В окне, дома, видит он тетю Бунте. Это значит, лунный вечер, тетя тоже мечтает, старыми немецкими мечтами. Целый день она мотала мотовило с нитками для чулочной, а теперь дышит весной и даже пенсне сняла. «Ну, хороший мой человек, приехал?» Это вечные закадычные друзья. Тетя Бунте знает и Машуру, и маму и все видит давними своими глазами. «Ты не думай, Коля, – говорит она иной раз и, осклабясь, улыбается безбрежной улыбкой, – я очень хитрый человек, я всегда все вижу». И тогда оба они хохочут – шестидесятилетний ребенок и ребенок малый.
«Устал, мой хороший, со своим фюльсипедом, поди, Коля, сними блузу, все такось легче». – «Ничего, тетя, у-ух… у вас прохладно». В комнатах действительно прохладно: синеватые сумерки, слабо белеют чехлы кресел по стенам, и пахнет старой, старой жизнью. На стенах портреты допотопных тетиных предков – «контористов», икона с лампадкой.
«Посиди, Коля, смирно; смотри, у окошка простудишься». Но Коля не слушает: окно выходит в садик, оттуда так сладко тянет жасмином, – белой, тяжелой волной, и на ней плывет мысль, качается, как на тихом море.

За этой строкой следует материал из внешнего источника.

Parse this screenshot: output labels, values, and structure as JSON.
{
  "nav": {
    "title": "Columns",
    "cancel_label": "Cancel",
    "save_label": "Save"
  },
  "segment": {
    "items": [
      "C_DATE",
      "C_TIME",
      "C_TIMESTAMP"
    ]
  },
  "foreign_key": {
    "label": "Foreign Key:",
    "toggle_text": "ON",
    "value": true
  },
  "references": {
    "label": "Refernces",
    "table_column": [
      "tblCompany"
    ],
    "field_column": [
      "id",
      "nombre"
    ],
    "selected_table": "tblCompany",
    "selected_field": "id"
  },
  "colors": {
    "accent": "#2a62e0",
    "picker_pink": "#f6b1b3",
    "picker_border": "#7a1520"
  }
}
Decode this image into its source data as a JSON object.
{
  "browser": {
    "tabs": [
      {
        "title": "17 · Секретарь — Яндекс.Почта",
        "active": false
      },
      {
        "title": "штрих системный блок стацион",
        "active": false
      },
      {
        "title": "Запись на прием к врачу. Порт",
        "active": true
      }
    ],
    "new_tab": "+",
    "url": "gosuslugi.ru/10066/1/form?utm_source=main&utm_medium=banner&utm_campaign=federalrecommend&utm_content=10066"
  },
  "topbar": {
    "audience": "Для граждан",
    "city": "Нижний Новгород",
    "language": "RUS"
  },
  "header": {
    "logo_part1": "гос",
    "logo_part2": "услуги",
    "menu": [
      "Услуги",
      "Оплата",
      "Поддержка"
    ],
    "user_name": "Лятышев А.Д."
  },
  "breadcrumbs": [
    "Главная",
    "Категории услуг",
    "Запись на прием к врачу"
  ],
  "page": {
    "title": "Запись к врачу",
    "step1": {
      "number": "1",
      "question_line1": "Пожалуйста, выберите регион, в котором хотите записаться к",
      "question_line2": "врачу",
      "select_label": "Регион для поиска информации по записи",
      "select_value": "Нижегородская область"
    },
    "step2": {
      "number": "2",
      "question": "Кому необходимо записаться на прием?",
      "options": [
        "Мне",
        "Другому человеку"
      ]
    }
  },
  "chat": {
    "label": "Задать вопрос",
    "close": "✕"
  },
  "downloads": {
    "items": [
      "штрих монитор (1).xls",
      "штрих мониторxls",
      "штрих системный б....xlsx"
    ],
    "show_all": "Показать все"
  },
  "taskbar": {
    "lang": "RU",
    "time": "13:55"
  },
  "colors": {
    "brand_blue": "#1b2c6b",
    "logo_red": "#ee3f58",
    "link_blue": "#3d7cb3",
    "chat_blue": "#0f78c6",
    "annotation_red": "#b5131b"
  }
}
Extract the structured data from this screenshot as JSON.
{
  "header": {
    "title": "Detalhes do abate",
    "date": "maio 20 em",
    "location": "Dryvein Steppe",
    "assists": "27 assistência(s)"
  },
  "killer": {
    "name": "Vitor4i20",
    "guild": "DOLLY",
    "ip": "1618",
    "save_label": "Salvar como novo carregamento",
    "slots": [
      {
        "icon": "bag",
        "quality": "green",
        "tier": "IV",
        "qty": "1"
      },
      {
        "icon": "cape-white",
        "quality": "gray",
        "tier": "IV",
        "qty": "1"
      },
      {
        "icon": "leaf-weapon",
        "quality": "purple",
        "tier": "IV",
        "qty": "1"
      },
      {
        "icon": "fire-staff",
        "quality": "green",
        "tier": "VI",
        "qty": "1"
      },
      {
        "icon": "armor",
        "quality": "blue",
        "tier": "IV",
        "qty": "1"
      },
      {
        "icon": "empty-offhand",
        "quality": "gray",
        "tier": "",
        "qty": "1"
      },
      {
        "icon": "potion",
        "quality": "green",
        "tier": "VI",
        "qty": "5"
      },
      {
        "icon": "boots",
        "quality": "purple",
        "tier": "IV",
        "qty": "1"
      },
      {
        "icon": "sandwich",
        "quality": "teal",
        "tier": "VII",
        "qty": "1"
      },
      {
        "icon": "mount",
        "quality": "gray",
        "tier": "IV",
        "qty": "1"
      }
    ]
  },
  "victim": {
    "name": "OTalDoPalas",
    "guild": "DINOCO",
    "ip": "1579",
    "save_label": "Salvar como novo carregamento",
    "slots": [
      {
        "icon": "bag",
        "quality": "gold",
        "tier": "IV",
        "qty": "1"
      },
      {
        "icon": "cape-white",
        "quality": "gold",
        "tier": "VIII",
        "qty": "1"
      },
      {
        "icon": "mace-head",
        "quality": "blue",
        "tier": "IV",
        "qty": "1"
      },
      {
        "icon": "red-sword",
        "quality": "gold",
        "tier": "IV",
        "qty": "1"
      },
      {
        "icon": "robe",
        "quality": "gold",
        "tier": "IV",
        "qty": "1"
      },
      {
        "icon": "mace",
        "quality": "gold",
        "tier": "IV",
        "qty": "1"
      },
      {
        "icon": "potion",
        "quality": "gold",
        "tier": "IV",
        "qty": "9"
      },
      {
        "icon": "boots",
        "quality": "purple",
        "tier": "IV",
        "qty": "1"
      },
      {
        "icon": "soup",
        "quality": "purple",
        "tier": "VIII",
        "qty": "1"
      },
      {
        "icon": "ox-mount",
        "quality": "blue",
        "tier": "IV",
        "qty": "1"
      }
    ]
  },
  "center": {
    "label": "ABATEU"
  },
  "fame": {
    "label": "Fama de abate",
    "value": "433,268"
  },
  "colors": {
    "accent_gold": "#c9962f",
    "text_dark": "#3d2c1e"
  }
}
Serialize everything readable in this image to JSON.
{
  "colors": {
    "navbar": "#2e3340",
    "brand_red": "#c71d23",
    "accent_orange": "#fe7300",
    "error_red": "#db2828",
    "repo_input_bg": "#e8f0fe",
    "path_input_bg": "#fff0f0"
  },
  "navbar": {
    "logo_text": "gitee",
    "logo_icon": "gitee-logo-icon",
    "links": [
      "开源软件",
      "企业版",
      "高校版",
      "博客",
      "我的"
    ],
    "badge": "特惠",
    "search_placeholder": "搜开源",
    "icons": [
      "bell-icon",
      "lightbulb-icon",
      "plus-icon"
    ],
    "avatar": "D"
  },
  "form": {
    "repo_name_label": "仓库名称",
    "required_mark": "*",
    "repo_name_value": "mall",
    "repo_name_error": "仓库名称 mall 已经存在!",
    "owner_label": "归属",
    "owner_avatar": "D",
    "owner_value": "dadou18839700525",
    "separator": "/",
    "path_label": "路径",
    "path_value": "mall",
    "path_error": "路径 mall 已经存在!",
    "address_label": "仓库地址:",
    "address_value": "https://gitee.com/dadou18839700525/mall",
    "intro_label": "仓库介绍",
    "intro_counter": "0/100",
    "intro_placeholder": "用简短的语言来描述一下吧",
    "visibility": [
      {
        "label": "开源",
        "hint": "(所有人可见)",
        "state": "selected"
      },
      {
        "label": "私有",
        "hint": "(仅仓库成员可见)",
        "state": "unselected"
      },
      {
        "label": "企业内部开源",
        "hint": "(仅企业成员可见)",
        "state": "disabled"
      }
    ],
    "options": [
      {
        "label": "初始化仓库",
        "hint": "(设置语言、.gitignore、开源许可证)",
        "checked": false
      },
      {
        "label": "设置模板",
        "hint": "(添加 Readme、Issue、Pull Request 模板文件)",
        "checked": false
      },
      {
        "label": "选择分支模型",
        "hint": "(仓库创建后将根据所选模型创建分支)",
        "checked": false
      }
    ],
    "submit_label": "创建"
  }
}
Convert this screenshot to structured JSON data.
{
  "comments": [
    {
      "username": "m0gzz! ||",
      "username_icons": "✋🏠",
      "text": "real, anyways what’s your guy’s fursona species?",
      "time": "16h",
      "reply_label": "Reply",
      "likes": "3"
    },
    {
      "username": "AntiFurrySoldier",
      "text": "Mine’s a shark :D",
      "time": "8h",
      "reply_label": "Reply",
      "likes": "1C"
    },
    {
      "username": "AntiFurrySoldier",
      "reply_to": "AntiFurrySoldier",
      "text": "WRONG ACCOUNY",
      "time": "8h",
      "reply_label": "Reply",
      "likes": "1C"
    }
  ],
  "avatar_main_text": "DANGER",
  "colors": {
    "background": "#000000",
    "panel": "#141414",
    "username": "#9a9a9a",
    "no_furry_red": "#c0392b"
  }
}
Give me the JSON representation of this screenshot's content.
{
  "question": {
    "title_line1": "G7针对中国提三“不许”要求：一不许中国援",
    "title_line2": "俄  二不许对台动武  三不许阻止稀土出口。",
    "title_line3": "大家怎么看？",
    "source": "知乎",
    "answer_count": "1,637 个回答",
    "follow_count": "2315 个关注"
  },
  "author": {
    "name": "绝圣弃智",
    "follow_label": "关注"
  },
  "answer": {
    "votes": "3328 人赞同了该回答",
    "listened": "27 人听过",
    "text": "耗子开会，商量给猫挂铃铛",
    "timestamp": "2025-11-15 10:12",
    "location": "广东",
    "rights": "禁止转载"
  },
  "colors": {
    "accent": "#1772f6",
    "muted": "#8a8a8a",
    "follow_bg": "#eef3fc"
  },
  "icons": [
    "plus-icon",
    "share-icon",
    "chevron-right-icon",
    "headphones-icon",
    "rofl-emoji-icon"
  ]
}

Так же ль пахнет из сада сейчас и у ней, у Машуры? И вдруг она тоже сидит на подоконнике и вспоминает Колю, поцелуй на циклодроме? Боже, Боже, розовый прилив затопляет сердце, в темноте он краснеет пионом, и подкатывает к груди дивный трепет, – вот, скажи она сейчас, чтобы умер, – и в одно мгновение сгорел бы и сжегся. «Коля, не глотай холодной воды, это тебе нездорово». Ах, какая там холодная вода, дорогая тетя, милая тетя, что вы понимаете? Все равно нельзя так сидеть тут – тихенько. Все равно уйдет отсюда – бродить, шататься, разве можно дома усидеть в такое время?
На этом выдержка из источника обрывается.